Adultos e crianças estão em posições diferentes na vida. Por ser mais velho no mundo, o adulto tem uma posição mais favorável para fazer as escolhas em comparação com a criança, por isso, ele não deve ficar refém das escolhas dos mais novos. O adulto não pode abrir mão de sua autoridade e, por outro lado, essa autoridade não pode ser construída a partir de práticas autoritárias. É necessário ouvir as crianças e possibilitar o protagonismo delas, sem cair na relação de dominação imposta pela intimidação e imposição, que são características do autoritarismo.

Para Arendt (1968), a autoridade é a responsabilidade pelo mundo. No contexto da educação, a autoridade deve ser espelhada na imagem do professor, pois além dele ter a competência em ensinar os conhecimentos para os outros, também está mais tempo nesse mundo. Portanto, é no exercício do diálogo com a criança que o adulto poderá elaborar expressões da autoridade que se responsabilizem pelo bem comum a partir de vínculos sociais emancipatórios.

Orientado pelo conceito de narrativa (ARENDT, 2008) em diálogo com a criança, Andrade (2007) propõe que as escolas possam ser pensadas a partir da noção de espaço narrativo4, pois assim, elas terão uma possibilidade de construir

sentidos e significados que sejam próprios da expressão de vida daquele lugar. Assim fortalecida, a escola é capaz de se fazer ouvir no diálogo com as políticas nacionais e internacionais da educação, orientando o discurso pela lógica inversa na qual ele tem sido construído nos últimos anos.

4 Espaço narrativo pode ser entendido como um espaço aberto para o desenvolvimento de atividades imprevisíveis de eventos, que se colocam disponíveis para o exercício de criação, cujo produto pode ser objeto de interpretação ou ponto de partida para outras invenções. Já o potencial linear dos lugares permite apenas uma possibilidade de uso; sua ocupação caracteriza-se pela repetição de sequências de atos previsíveis e preestabelecidos (SENNETT, 1990).

Essa interpretação do espaço de aprendizagem apresentado por Andrade (2007) mostra uma possibilidade de inscrição da criança como sujeito autoral; sendo assim, também permite o reconhecimento da visibilidade social da criança. Portanto, mais do que ensinar o valor da participação para a construção de uma vida comum, é necessário que os adultos ofereçam espaço para a sua vivência, inclusive dele junto às crianças.

Uma forma importante de garantir o exercício da participação é a interação social da criança, tanto com o mundo do adulto como com o mundo da criança. Portanto, é nas interações sociais que os processos de negociação, participação e aprendizagem social são vivenciados e, também, são esses elementos, conforme destaca Ferreira (2004), que vão compor a gênese e a produção das culturas infantis locais.
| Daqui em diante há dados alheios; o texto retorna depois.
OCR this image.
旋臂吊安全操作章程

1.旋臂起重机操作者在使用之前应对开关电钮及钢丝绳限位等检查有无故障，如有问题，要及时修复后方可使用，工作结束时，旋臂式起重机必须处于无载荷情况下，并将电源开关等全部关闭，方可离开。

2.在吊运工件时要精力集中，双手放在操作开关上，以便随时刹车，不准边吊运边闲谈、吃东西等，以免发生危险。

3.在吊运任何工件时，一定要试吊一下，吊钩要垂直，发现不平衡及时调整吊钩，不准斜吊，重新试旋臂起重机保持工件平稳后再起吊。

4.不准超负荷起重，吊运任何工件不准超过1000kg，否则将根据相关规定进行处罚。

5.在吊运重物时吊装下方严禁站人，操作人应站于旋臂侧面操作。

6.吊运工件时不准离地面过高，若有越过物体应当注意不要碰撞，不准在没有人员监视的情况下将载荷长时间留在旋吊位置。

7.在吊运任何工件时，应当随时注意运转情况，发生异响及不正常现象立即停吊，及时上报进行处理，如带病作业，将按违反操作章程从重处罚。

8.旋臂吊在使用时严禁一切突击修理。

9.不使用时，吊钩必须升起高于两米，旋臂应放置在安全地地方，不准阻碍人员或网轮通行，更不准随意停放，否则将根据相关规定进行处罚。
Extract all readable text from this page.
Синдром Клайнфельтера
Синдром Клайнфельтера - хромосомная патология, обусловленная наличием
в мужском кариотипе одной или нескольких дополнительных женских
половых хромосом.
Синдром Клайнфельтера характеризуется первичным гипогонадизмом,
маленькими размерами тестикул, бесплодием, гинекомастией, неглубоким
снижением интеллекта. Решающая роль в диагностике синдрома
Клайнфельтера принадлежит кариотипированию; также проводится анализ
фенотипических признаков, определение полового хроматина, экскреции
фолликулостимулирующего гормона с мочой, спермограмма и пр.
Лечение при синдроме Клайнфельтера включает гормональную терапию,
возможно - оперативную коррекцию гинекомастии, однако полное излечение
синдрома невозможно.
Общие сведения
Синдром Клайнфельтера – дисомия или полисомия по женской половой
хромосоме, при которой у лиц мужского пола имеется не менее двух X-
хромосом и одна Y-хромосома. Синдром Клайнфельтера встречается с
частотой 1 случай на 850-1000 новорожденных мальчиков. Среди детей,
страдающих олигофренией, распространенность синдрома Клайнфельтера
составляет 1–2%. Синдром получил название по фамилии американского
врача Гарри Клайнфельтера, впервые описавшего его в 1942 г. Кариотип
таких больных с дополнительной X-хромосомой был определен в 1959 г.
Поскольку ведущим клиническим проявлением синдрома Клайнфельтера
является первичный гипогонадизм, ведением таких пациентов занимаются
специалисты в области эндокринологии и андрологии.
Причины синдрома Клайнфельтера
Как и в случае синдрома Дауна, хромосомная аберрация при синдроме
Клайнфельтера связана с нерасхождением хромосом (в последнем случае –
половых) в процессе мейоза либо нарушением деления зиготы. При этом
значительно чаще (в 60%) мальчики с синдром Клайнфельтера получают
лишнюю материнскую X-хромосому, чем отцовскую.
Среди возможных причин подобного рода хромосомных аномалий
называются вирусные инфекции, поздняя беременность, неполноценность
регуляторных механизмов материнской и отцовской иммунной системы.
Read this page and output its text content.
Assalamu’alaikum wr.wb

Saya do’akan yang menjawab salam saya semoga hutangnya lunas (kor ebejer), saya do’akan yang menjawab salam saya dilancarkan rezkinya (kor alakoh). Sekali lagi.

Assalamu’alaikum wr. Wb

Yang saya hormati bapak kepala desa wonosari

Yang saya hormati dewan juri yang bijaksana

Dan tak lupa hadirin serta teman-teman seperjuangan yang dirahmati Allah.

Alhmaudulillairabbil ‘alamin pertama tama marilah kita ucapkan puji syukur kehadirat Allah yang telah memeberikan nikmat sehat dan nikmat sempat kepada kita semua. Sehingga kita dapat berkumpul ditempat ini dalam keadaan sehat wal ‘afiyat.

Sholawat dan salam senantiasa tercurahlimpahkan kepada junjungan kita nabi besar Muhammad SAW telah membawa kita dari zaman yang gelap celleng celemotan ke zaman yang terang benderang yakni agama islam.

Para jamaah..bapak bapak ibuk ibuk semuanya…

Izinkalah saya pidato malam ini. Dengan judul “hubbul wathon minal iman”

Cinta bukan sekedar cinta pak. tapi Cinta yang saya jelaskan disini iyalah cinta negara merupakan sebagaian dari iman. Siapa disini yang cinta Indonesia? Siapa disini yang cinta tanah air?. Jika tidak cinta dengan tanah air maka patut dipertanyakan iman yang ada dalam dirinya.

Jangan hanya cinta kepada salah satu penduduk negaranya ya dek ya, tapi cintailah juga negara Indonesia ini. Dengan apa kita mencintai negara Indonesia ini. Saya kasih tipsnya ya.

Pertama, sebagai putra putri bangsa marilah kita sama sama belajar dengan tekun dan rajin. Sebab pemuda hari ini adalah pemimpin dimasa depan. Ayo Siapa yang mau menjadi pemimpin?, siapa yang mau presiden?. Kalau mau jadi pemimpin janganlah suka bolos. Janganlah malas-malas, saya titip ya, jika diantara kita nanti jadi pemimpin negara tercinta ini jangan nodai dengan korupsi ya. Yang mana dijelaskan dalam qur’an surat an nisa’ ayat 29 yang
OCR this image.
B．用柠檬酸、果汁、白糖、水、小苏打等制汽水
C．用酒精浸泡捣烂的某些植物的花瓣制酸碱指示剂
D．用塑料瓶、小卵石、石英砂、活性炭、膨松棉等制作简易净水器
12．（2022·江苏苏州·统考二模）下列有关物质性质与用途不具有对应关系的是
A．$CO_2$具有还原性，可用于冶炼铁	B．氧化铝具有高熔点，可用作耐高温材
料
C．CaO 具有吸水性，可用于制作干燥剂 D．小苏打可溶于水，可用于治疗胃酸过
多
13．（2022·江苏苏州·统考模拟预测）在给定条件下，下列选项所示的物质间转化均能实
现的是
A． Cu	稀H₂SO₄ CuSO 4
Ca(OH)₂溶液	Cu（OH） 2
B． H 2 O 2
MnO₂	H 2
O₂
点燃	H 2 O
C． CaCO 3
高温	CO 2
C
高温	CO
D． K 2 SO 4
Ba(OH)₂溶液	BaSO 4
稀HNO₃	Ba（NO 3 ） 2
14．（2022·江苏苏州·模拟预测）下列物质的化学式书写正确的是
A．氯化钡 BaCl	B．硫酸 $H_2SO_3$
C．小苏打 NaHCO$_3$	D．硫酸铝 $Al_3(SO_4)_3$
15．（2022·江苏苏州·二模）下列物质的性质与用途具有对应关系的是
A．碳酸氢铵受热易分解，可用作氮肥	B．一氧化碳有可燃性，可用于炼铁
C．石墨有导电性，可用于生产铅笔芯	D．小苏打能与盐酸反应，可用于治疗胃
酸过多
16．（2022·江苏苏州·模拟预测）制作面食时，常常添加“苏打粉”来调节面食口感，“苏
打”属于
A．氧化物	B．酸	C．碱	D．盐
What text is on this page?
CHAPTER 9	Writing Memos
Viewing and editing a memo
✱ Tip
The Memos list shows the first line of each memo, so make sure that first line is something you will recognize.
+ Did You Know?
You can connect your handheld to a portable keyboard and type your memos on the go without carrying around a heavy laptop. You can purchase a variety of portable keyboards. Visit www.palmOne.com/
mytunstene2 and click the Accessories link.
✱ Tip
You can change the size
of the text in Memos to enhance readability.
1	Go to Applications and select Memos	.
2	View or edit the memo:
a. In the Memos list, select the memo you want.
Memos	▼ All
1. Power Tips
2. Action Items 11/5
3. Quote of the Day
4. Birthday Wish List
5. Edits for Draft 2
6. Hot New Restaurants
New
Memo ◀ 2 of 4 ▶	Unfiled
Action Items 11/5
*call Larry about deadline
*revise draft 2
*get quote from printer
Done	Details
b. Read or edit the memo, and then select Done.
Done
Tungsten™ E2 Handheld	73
Outro termo que Ferreira (2004) destacou foi o da criança como agente social. Esse termo é apresentado pela autora a partir da definição de Corsaro (2011), que interpreta a criança como um agente ativo e coconstrutor do processo de desenvolvimento. Portanto, as crianças não são sujeitos passivos da cultura, mas agentes ativos de transmissão cultural que participam de rotinas que são estruturadas na vida cotidiana dos sujeitos.